Zumberg, M.S., del Rosario, M.L., Nejame, C.F., Pollock, B.H., Garzarella, L., Kao, K.J., . . . Wingard, J.R. (2002). A prospective randomized trial of prophylactic platelet transfusion and bleeding incidence in hematopoietic stem cell transplant recipients: 10,000/L versus 20,000/microL trigger. Biology of Blood and Marrow Transplantation, 8(10), 569–576.
To determine the prophylactic platelet transfusion threshold (10,000/L versus 20,000/microL) in bone marrow transplant (BMT) patients, comparing transfusion requirements, incidence of bleeding, and adverse events
Patients undergoing BMTs that matched study requirements were randomized into two groups. One group would receive a prophylactic platelet transfusion if their morning platelet count was below 20,000/micro/L, and the other group would receive a transfusion at less than 10,000/L. For the 10,000/L group whose morning count was between 10–15,000/L, platelet count was checked a second time 12 hours later, and patients received a transfusion if this count fell below 10,000/L. A postplatelet count was taken 30–90 minutes post transfusion, and another bag was given if the threshold was not met with the first transfusion. If patients had scheduled procedures, acute bleeding events, or other safety concerns, platelets were transfused as needed. The threshold level was resumed following the acute event. Red blood cells were transfused as needed for hematocrit levels below 20%. Leukocyte-reduced, irradiated platelets were used for the study; they were single-donor, ABO matched when available. A transfusion algorithm was developed for both groups so that it was clear for the care team when to transfuse, redraw labs, and/or perform calculations.

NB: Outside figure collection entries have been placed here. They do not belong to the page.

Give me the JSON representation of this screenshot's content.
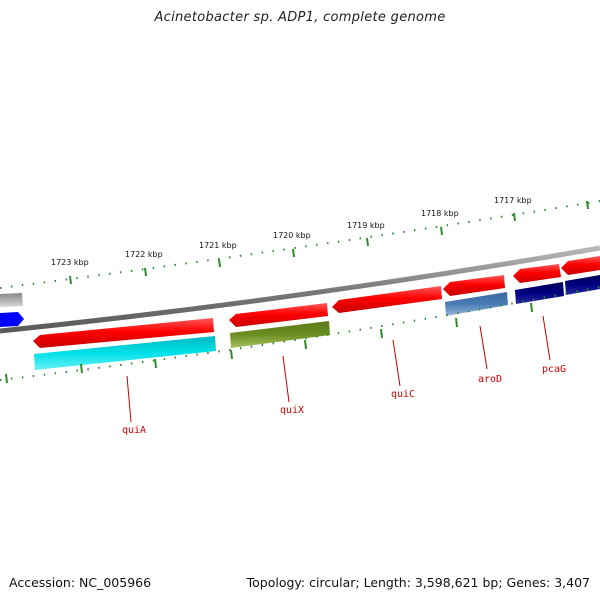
{
  "title": "Acinetobacter sp. ADP1, complete genome",
  "footer": {
    "accession": "Accession: NC_005966",
    "topology": "Topology: circular; Length: 3,598,621 bp; Genes: 3,407"
  },
  "map": {
    "ruler_labels": [
      "1723 kbp",
      "1722 kbp",
      "1721 kbp",
      "1720 kbp",
      "1719 kbp",
      "1718 kbp",
      "1717 kbp"
    ],
    "gene_labels": [
      "quiA",
      "quiX",
      "quiC",
      "aroD",
      "pcaG"
    ],
    "colors": {
      "backbone": "#8a8a8a",
      "tick": "#2e8b2e",
      "forward_gene": "#ff0000",
      "quiA": "#00d0d8",
      "quiX": "#6b8e23",
      "aroD": "#4a7bb5",
      "pcaG": "#000080",
      "edge_blue": "#0000ff",
      "edge_gray": "#a8a8a8",
      "label": "#cc0000"
    }
  }
}
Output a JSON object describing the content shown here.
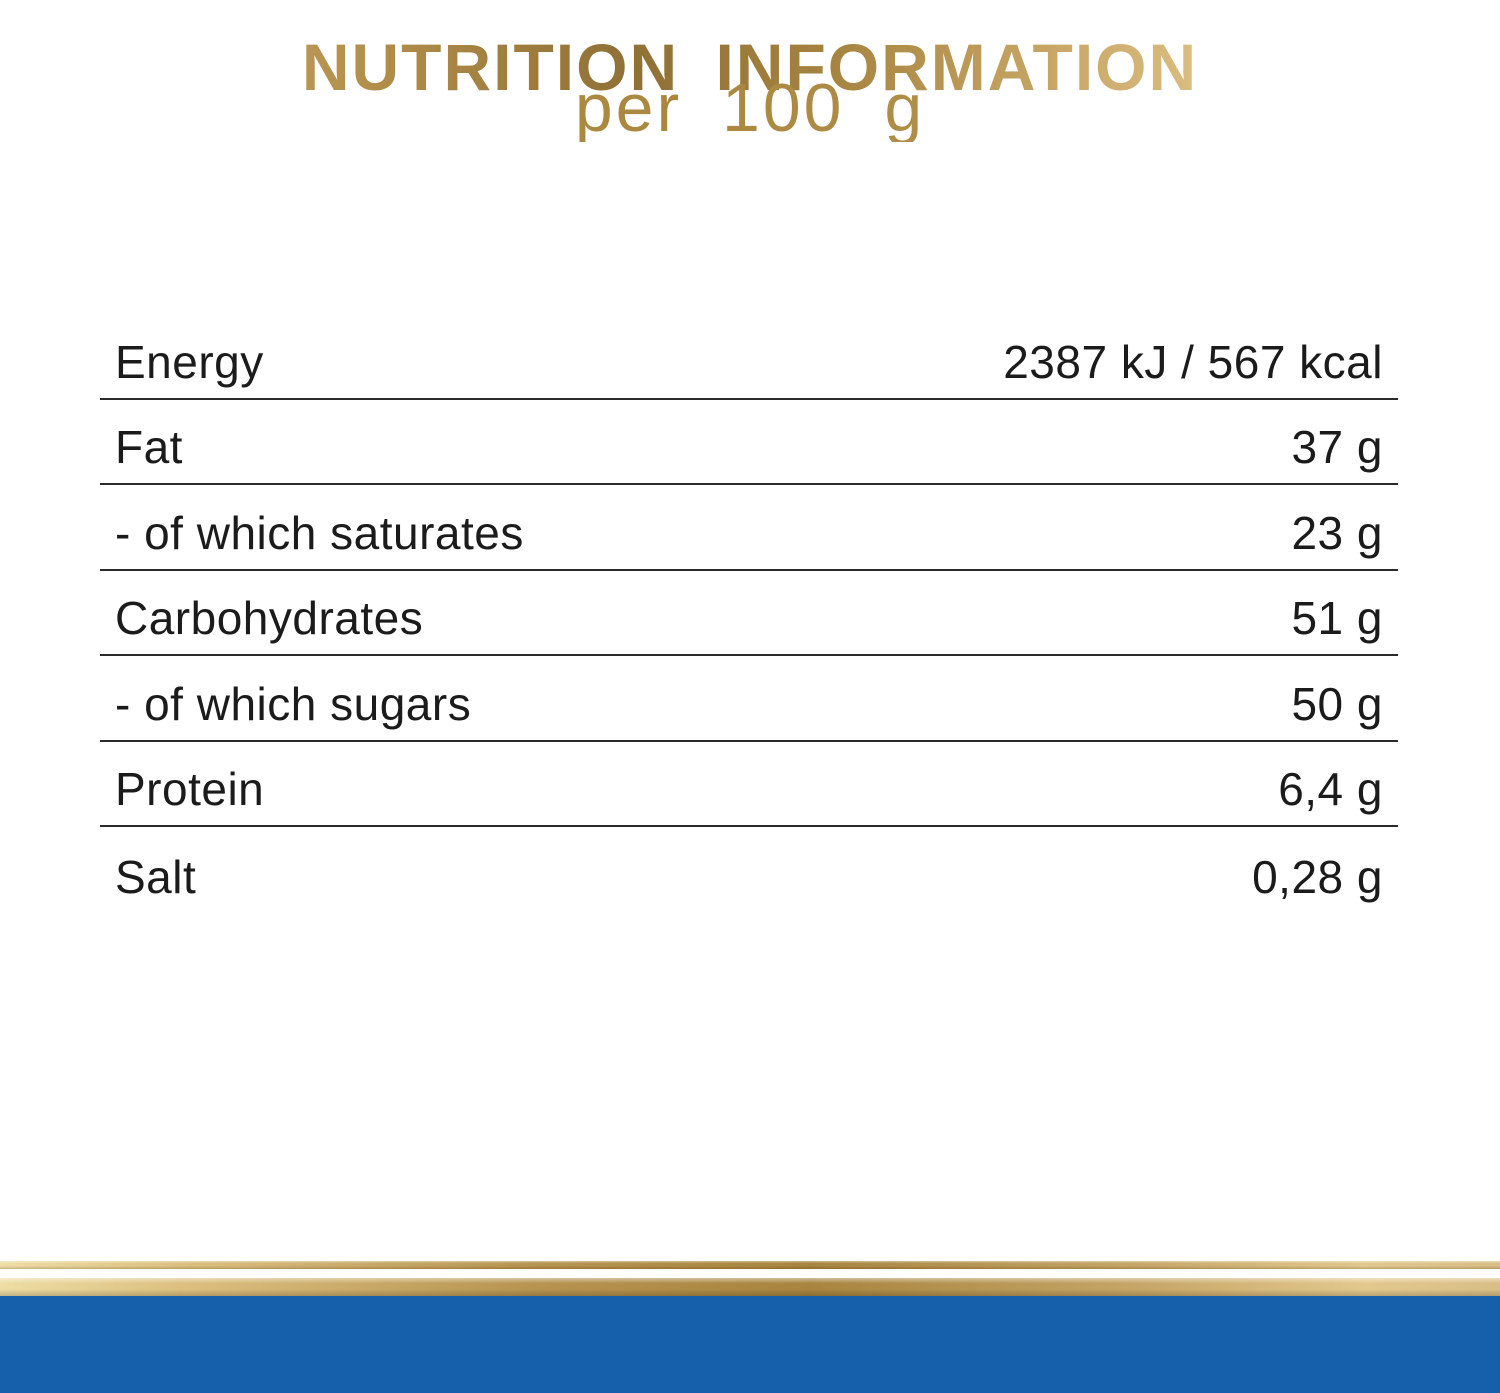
{
  "header": {
    "title": "NUTRITION INFORMATION",
    "subtitle": "per 100 g"
  },
  "table": {
    "rows": [
      {
        "label": "Energy",
        "value": "2387 kJ / 567 kcal"
      },
      {
        "label": "Fat",
        "value": "37 g"
      },
      {
        "label": "- of which saturates",
        "value": "23 g"
      },
      {
        "label": "Carbohydrates",
        "value": "51 g"
      },
      {
        "label": "- of which sugars",
        "value": "50 g"
      },
      {
        "label": "Protein",
        "value": "6,4 g"
      },
      {
        "label": "Salt",
        "value": "0,28 g"
      }
    ]
  },
  "colors": {
    "gold": "#b3914f",
    "gold_dark": "#8f7036",
    "gold_light": "#e9d29a",
    "blue": "#1660ab",
    "text": "#1b1b1b"
  }
}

Randomized, controlled trial, unblinded for patient safety
Bleeding events were scored by a single-study nurse using a modified Gruppo Italiano Malattie Ematologiche Maligne dell'Adulto (GIMEMA) Bleeding Severity Grading Scale.

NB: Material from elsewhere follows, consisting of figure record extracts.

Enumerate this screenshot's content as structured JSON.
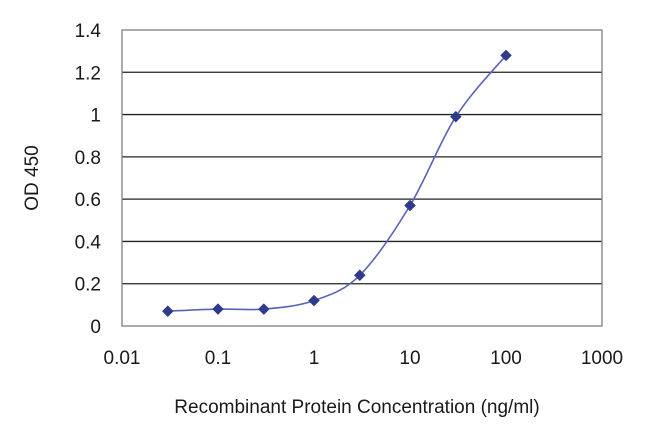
{
  "chart_data": {
    "type": "line",
    "title": "",
    "xlabel": "Recombinant Protein Concentration (ng/ml)",
    "ylabel": "OD 450",
    "x_scale": "log",
    "xlim": [
      0.01,
      1000
    ],
    "ylim": [
      0,
      1.4
    ],
    "x_ticks": [
      "0.01",
      "0.1",
      "1",
      "10",
      "100",
      "1000"
    ],
    "x_tick_values": [
      0.01,
      0.1,
      1,
      10,
      100,
      1000
    ],
    "y_ticks": [
      "0",
      "0.2",
      "0.4",
      "0.6",
      "0.8",
      "1",
      "1.2",
      "1.4"
    ],
    "y_tick_values": [
      0,
      0.2,
      0.4,
      0.6,
      0.8,
      1,
      1.2,
      1.4
    ],
    "grid": "horizontal",
    "series": [
      {
        "x": [
          0.03,
          0.1,
          0.3,
          1,
          3,
          10,
          30,
          100
        ],
        "y": [
          0.07,
          0.08,
          0.08,
          0.12,
          0.24,
          0.57,
          0.99,
          1.28
        ],
        "color": "#2e3a8c"
      }
    ]
  }
}
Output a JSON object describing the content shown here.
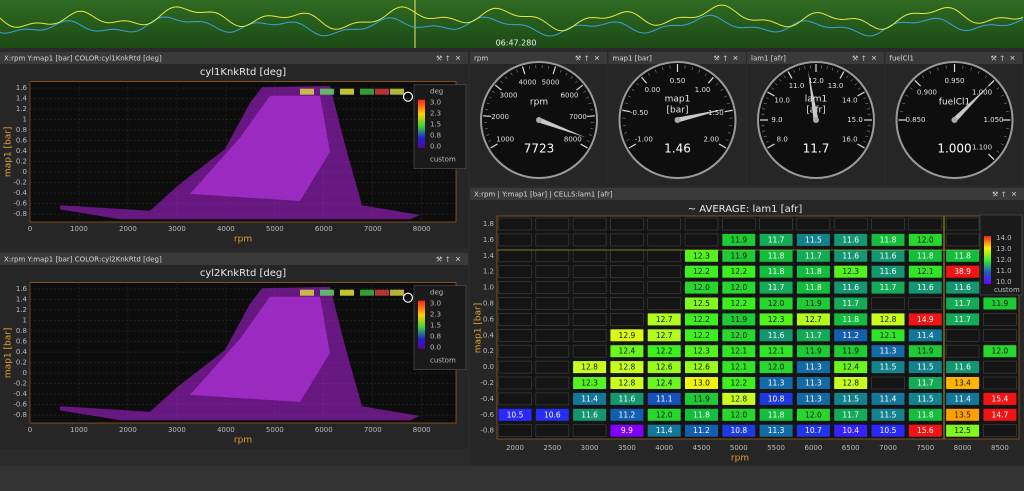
{
  "timeline": {
    "time": "06:47.280"
  },
  "scatter_panels": [
    {
      "header": "X:rpm   Y:map1 [bar]   COLOR:cyl1KnkRtd [deg]",
      "title": "cyl1KnkRtd [deg]",
      "x_label": "rpm",
      "y_label": "map1 [bar]",
      "xlim": [
        0,
        8700
      ],
      "xticks": [
        0,
        1000,
        2000,
        3000,
        4000,
        5000,
        6000,
        7000,
        8000
      ],
      "ylim": [
        -0.95,
        1.72
      ],
      "yticks": [
        1.6,
        1.4,
        1.2,
        1,
        0.8,
        0.6,
        0.4,
        0.2,
        0,
        -0.2,
        -0.4,
        -0.6,
        -0.8
      ],
      "legend": {
        "title": "deg",
        "ticks": [
          {
            "value": 3,
            "label": "3.0"
          },
          2.3,
          1.5,
          0.8,
          {
            "value": 0,
            "label": "0.0"
          }
        ],
        "scheme": "custom"
      }
    },
    {
      "header": "X:rpm   Y:map1 [bar]   COLOR:cyl2KnkRtd [deg]",
      "title": "cyl2KnkRtd [deg]",
      "x_label": "rpm",
      "y_label": "map1 [bar]",
      "xlim": [
        0,
        8700
      ],
      "xticks": [
        0,
        1000,
        2000,
        3000,
        4000,
        5000,
        6000,
        7000,
        8000
      ],
      "ylim": [
        -0.95,
        1.72
      ],
      "yticks": [
        1.6,
        1.4,
        1.2,
        1,
        0.8,
        0.6,
        0.4,
        0.2,
        0,
        -0.2,
        -0.4,
        -0.6,
        -0.8
      ],
      "legend": {
        "title": "deg",
        "ticks": [
          {
            "value": 3,
            "label": "3.0"
          },
          2.3,
          1.5,
          0.8,
          {
            "value": 0,
            "label": "0.0"
          }
        ],
        "scheme": "custom"
      }
    }
  ],
  "gauges": [
    {
      "header": "rpm",
      "label": [
        "rpm"
      ],
      "ticks": [
        1000,
        2000,
        3000,
        4000,
        5000,
        6000,
        7000,
        8000
      ],
      "value": 7723
    },
    {
      "header": "map1 [bar]",
      "label": [
        "map1",
        "[bar]"
      ],
      "ticks": [
        {
          "value": -1,
          "label": "-1.00"
        },
        {
          "value": -0.5,
          "label": "-0.50"
        },
        {
          "value": 0,
          "label": "0.00"
        },
        {
          "value": 0.5,
          "label": "0.50"
        },
        {
          "value": 1,
          "label": "1.00"
        },
        {
          "value": 1.5,
          "label": "1.50"
        },
        {
          "value": 2,
          "label": "2.00"
        }
      ],
      "value": 1.46
    },
    {
      "header": "lam1 [afr]",
      "label": [
        "lam1",
        "[afr]"
      ],
      "ticks": [
        {
          "value": 8,
          "label": "8.0"
        },
        {
          "value": 9,
          "label": "9.0"
        },
        {
          "value": 10,
          "label": "10.0"
        },
        {
          "value": 11,
          "label": "11.0"
        },
        {
          "value": 12,
          "label": "12.0"
        },
        {
          "value": 13,
          "label": "13.0"
        },
        {
          "value": 14,
          "label": "14.0"
        },
        {
          "value": 15,
          "label": "15.0"
        },
        {
          "value": 16,
          "label": "16.0"
        }
      ],
      "value": 11.7
    },
    {
      "header": "fuelCl1",
      "label": [
        "fuelCl1"
      ],
      "ticks": [
        {
          "value": 0.85,
          "label": "0.850"
        },
        {
          "value": 0.9,
          "label": "0.900"
        },
        {
          "value": 0.95,
          "label": "0.950"
        },
        {
          "value": 1,
          "label": "1.000"
        },
        {
          "value": 1.05,
          "label": "1.050"
        },
        {
          "value": 1.1,
          "label": "1.100"
        }
      ],
      "value": {
        "value": 1,
        "label": "1.000"
      }
    }
  ],
  "heatmap": {
    "header": "X:rpm | Y:map1 [bar] | CELLS:lam1 [afr]",
    "title": "~ AVERAGE: lam1 [afr]",
    "x_label": "rpm",
    "y_label": "map1 [bar]",
    "columns": [
      "2000",
      "2500",
      "3000",
      "3500",
      "4000",
      "4500",
      "5000",
      "5500",
      "6000",
      "6500",
      "7000",
      "7500",
      "8000",
      "8500"
    ],
    "rows": [
      "1.8",
      "1.6",
      "1.4",
      "1.2",
      "1.0",
      "0.8",
      "0.6",
      "0.4",
      "0.2",
      "0.0",
      "-0.2",
      "-0.4",
      "-0.6",
      "-0.8"
    ],
    "cells": [
      [
        null,
        null,
        null,
        null,
        null,
        null,
        null,
        null,
        null,
        null,
        null,
        null,
        null,
        null
      ],
      [
        null,
        null,
        null,
        null,
        null,
        null,
        "11.9",
        "11.7",
        "11.5",
        "11.6",
        "11.8",
        "12.0",
        null,
        null
      ],
      [
        null,
        null,
        null,
        null,
        null,
        "12.3",
        "11.9",
        "11.8",
        "11.7",
        "11.6",
        "11.6",
        "11.8",
        "11.8",
        null
      ],
      [
        null,
        null,
        null,
        null,
        null,
        "12.2",
        "12.2",
        "11.8",
        "11.8",
        "12.3",
        "11.6",
        "12.1",
        "38.9",
        null
      ],
      [
        null,
        null,
        null,
        null,
        null,
        "12.0",
        "12.0",
        "11.7",
        "11.8",
        "11.6",
        "11.7",
        "11.6",
        "11.6",
        null
      ],
      [
        null,
        null,
        null,
        null,
        null,
        "12.5",
        "12.2",
        "12.0",
        "11.9",
        "11.7",
        null,
        null,
        "11.7",
        "11.9"
      ],
      [
        null,
        null,
        null,
        null,
        "12.7",
        "12.2",
        "11.9",
        "12.3",
        "12.7",
        "11.8",
        "12.8",
        "14.9",
        "11.7",
        null
      ],
      [
        null,
        null,
        null,
        "12.9",
        "12.7",
        "12.2",
        "12.0",
        "11.6",
        "11.7",
        "11.2",
        "12.1",
        "11.4",
        null,
        null
      ],
      [
        null,
        null,
        null,
        "12.4",
        "12.2",
        "12.3",
        "12.1",
        "12.1",
        "11.9",
        "11.9",
        "11.3",
        "11.9",
        null,
        "12.0"
      ],
      [
        null,
        null,
        "12.8",
        "12.8",
        "12.6",
        "12.6",
        "12.1",
        "12.0",
        "11.3",
        "12.4",
        "11.5",
        "11.5",
        "11.6",
        null
      ],
      [
        null,
        null,
        "12.3",
        "12.8",
        "12.4",
        "13.0",
        "12.2",
        "11.3",
        "11.3",
        "12.8",
        null,
        "11.7",
        "13.4",
        null
      ],
      [
        null,
        null,
        "11.4",
        "11.6",
        "11.1",
        "11.9",
        "12.8",
        "10.8",
        "11.3",
        "11.5",
        "11.4",
        "11.5",
        "11.4",
        "15.4"
      ],
      [
        "10.5",
        "10.6",
        "11.6",
        "11.2",
        "12.0",
        "11.8",
        "12.0",
        "11.8",
        "12.0",
        "11.7",
        "11.5",
        "11.8",
        "13.5",
        "14.7"
      ],
      [
        null,
        null,
        null,
        "9.9",
        "11.4",
        "11.2",
        "10.8",
        "11.3",
        "10.7",
        "10.4",
        "10.5",
        "15.6",
        "12.5",
        null
      ]
    ],
    "legend": {
      "ticks": [
        "14.0",
        "13.0",
        "12.0",
        "11.0",
        "10.0"
      ],
      "scheme": "custom"
    }
  }
}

There was no significant difference in bleeding events between the two groups with similar causes of bleeding in both (mucocutaneous and genitourinary). None of the patient deaths in the study were attributed to bleeding, although CNS bleeds occurred in both groups. The mean number of bleeding days were similar for the two groups. Bleeding was more frequent for the allogeneic or matched unrelated donor groups, but the results were not statistically significant. The time to first transfusion was 3.7 days in the 10,000/L group versus 4.2 days in the 20,000/microL group (p = 0.91). The total number of transfusions was similar in both groups. Amphotericin B, GVHD, transplant type, and VOD were statistically significant predictors of bleeding, while the threshold transfusion level was not.
The findings of this study mirrored prior research of this kind that was done for other populations, finding that the lower, 10,000/L platelet count can be used safely as a threshold for transfusions for the BMT population as well. There were no significant differences among the two groups with respect to bleeding risks and/or safety to patients. Of note, amphotericin B use did lead to a significantly increased risk of bleeding to patients, and so those patients may need a higher platelet threshold although that level was not studied in this trial.

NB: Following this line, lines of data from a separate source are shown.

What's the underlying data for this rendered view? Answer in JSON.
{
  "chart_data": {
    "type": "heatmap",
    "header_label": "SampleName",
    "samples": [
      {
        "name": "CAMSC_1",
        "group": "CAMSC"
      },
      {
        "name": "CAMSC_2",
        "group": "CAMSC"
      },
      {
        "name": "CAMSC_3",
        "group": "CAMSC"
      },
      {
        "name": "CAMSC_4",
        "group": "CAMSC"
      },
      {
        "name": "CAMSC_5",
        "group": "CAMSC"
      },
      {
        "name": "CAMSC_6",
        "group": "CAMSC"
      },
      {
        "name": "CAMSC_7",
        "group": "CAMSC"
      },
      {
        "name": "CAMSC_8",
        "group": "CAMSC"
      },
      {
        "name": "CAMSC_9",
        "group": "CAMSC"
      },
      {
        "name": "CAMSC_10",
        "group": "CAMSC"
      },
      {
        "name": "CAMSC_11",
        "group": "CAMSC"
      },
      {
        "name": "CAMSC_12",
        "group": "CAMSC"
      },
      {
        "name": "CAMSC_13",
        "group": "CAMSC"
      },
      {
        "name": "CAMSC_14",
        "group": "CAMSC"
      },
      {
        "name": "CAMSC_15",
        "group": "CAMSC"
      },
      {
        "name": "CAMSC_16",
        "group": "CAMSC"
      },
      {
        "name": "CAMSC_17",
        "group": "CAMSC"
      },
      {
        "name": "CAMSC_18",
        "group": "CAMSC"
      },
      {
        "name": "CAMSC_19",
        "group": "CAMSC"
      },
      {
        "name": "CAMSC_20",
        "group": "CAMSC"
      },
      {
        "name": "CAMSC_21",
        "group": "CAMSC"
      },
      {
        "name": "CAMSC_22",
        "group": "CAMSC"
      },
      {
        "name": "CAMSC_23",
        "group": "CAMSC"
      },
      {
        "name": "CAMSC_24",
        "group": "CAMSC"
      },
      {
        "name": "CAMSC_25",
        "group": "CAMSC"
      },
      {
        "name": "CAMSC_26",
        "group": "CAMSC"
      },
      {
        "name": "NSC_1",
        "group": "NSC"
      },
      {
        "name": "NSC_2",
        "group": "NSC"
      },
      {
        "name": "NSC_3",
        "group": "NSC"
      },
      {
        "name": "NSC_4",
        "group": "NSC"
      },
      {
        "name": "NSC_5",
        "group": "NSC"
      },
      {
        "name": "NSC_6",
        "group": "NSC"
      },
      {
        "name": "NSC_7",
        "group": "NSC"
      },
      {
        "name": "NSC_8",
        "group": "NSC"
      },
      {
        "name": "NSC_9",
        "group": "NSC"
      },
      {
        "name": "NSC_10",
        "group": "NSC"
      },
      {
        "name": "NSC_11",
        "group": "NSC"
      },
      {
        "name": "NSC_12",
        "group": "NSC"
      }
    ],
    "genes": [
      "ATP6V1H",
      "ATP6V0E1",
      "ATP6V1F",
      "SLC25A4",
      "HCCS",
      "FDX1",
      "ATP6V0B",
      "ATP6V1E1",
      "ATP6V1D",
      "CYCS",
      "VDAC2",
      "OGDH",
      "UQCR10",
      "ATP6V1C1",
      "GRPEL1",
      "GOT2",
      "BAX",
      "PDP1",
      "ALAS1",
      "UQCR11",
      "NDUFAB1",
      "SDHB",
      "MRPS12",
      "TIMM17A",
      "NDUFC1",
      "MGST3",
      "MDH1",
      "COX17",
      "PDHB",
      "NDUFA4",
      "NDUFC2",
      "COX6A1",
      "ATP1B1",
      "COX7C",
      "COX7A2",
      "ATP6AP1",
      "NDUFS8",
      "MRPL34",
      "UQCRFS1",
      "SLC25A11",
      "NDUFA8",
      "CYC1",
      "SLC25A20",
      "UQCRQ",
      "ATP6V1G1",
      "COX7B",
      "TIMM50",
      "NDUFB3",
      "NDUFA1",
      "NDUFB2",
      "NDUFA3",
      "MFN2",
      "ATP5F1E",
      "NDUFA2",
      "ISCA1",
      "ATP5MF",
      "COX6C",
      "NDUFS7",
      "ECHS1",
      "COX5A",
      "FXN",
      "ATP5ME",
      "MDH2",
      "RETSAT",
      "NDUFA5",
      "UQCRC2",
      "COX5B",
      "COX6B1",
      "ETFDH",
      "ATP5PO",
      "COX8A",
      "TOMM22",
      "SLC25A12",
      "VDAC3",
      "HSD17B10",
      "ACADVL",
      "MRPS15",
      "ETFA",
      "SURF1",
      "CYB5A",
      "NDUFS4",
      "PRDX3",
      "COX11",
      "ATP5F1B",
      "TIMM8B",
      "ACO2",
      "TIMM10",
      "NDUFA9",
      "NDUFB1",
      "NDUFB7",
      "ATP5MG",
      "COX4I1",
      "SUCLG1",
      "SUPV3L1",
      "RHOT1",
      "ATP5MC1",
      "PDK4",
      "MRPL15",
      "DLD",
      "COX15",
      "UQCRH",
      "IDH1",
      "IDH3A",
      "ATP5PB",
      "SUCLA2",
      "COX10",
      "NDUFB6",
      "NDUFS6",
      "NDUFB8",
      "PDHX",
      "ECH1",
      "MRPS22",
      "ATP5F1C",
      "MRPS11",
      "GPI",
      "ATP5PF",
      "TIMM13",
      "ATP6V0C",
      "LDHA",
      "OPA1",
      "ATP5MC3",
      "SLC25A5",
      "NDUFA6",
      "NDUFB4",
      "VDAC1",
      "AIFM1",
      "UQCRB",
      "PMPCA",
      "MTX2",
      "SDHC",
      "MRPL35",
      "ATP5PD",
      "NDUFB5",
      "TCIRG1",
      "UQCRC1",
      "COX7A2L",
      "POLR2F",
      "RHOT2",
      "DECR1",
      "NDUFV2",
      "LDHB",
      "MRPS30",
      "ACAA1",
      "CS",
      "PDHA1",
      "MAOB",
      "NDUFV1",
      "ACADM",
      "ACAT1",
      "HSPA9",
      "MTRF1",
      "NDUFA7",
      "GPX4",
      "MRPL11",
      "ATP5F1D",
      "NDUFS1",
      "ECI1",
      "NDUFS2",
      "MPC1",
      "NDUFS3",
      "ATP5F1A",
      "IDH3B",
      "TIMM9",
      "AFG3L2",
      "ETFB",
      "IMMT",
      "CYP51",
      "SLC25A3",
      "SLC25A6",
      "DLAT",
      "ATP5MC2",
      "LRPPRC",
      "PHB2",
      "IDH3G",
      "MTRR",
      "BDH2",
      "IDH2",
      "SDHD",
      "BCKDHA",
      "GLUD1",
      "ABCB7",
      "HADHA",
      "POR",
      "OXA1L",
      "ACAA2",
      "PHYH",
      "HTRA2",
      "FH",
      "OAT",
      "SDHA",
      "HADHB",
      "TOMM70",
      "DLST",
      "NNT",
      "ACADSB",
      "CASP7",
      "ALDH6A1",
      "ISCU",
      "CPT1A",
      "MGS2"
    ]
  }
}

Nurses need to look at the policy and procedures for platelet transfusions at their own institutions and suggest changes in practice if patients are given platelets for values above 10,000/L unless otherwise contraindicated. This study implies that this threshold is as safe as a higher one, and it leads to fewer transfusions for patients, which can reduce risk of transfusion reactions and platelet refractoriness without increasing bleeding risk.